- C'est une blague ?
- C'est plutôt votre réaction qui est une blague, Monsieur Pontignac. En tant que chef d'entreprise, vous devriez savoir que tout salarié peut utiliser son droit de grève. La pharmacie n'est pas exempte de ce droit, n'en déplaise aux titulaires, répond Emmanuel avec aplomb.
Le préparateur syndiqué vient d'annoncer à Karine et à J-C qu'il serait en grève jeudi, pour contester la réforme des retraites proposée par le gouvernement. C'est une première dans l'histoire de la Pharmacie du Marché. Pour J-C, la pilule a du mal à passer. Le comportement de son préparateur l'exaspère. Discrètement, Karine lui fait signe de se calmer.
- Donc, vous serez absent, c'est bien cela ?, poursuit la pharmacienne.
- C'est le principe. Je me joins à la manifestation, aux côtés de mes camarades…
- Mes camarades, pff…
- Monsieur Pontignac sait-il que cette réflexion s'apparente à une forme de discrimination ?, réagit du tac au tac l'employé.
Les deux hommes se toisent. J-C est de plus en plus énervé.
- Bon, Messieurs, intervient Karine.
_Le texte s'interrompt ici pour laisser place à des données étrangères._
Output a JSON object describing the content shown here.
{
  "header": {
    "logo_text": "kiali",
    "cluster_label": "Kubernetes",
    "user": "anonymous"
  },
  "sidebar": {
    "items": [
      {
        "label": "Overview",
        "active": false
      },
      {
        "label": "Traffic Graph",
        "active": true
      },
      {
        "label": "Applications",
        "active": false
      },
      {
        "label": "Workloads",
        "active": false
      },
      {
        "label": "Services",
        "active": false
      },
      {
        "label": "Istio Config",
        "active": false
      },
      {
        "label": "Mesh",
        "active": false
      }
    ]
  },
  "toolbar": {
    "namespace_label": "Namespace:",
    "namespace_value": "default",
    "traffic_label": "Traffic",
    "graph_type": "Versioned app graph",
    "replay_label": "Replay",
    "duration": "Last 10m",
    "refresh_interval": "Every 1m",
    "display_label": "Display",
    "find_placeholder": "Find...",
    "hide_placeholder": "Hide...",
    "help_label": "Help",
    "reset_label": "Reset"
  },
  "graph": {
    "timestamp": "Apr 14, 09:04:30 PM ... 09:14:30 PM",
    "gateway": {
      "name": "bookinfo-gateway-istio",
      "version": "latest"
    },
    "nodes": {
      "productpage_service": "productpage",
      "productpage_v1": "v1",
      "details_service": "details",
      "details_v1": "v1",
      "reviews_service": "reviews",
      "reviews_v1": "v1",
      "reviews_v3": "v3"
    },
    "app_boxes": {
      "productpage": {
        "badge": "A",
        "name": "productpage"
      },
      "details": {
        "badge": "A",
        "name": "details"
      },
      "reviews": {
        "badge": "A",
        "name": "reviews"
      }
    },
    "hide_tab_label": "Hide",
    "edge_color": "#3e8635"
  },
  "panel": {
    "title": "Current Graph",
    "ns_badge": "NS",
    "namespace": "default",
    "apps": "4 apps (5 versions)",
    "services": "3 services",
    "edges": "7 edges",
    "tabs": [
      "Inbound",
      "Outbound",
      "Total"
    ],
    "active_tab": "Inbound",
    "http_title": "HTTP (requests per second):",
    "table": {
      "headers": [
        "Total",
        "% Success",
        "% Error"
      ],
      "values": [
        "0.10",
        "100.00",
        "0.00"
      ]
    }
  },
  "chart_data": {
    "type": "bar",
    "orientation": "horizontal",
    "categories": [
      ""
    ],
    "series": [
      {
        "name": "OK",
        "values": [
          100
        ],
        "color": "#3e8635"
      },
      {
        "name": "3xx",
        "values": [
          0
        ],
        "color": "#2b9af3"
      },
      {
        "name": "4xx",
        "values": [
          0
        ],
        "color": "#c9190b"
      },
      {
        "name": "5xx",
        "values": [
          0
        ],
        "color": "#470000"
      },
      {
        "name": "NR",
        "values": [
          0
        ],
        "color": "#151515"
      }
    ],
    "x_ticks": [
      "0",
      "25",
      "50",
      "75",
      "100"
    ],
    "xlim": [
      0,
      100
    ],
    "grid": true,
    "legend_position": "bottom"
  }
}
Ce n'est pas un combat de coq. Emmanuel a ses convictions, ses idées, nous n'avons pas à les juger. Mais comprenez-nous Emmanuel ; une personne en moins dans l'effectif, ça nous met dans le rouge.
J-C émet un rire nerveux, en se disant à lui-même : « Dans le rouge, c'est le cas de le dire ».
- Et après, qu'est-ce que ça changera ? De toute façon, elle va passer cette réforme, poursuit le titulaire.
- Vous n'êtes pas sur la même planète, Monsieur Pontignac. Pour vous, c'est différent. Vous bénéficiez d'un régime autonome. Mais pensez aux employés. Sans eux, vous savez pertinemment que votre pharmacie n'existerait pas. Vous pensez qu'un préparateur va vouloir travailler plus longtemps ? À 60 ans déjà, beaucoup décrochent en termes de motivation et d'engagement… C'est la réalité, et vous avez un exemple au sein de votre équipe.
Sans la nommer, Emmanuel prend l'exemple de Nicole Bertin. Il poursuit :
- Et puis le report de l'âge légal est injuste. Pour moi par exemple qui aie commencé à travailler à 20 ans, si je pars à 64 ans, je cotise pendant 44 ans ; soit un an de plus que la durée qui est proposée.
- Oui, oui, bon. C'est vrai qu'il y a peut-être des choses à affiner dans cette réforme, admet le pharmacien. Mais si tout le monde fait comme vous, on n'a plus qu'à fermer boutique…
- Mais c'est le principe, Monsieur Pontignac. Bloquer l'activité du pays pour que le gouvernement plie. Si plus de pharmacies faisaient grève, ce serait inattendu et d'autant plus marquant.
Dans le vestiaire, Christèle, Marion et Kenza discutent.
- J-C doit être en colère. Déjà qu'il n'apprécie pas trop Emmanuel… Je veux dire notre Emmanuel, pas celui de l'Élysée, plaisante Marion.
- Moi, je le trouve hypercourageux. À la SNCF, celui qui ne fait pas grève est considéré comme le vilain petit canard. Dans notre secteur, c'est l'inverse, note Christèle.
- C'est vrai que les titulaires pourraient soutenir le combat des salariés. Nous, nous avons toujours été à leurs côtés lorsque la profession et le système libéral ont été menacés, poursuit Kenza.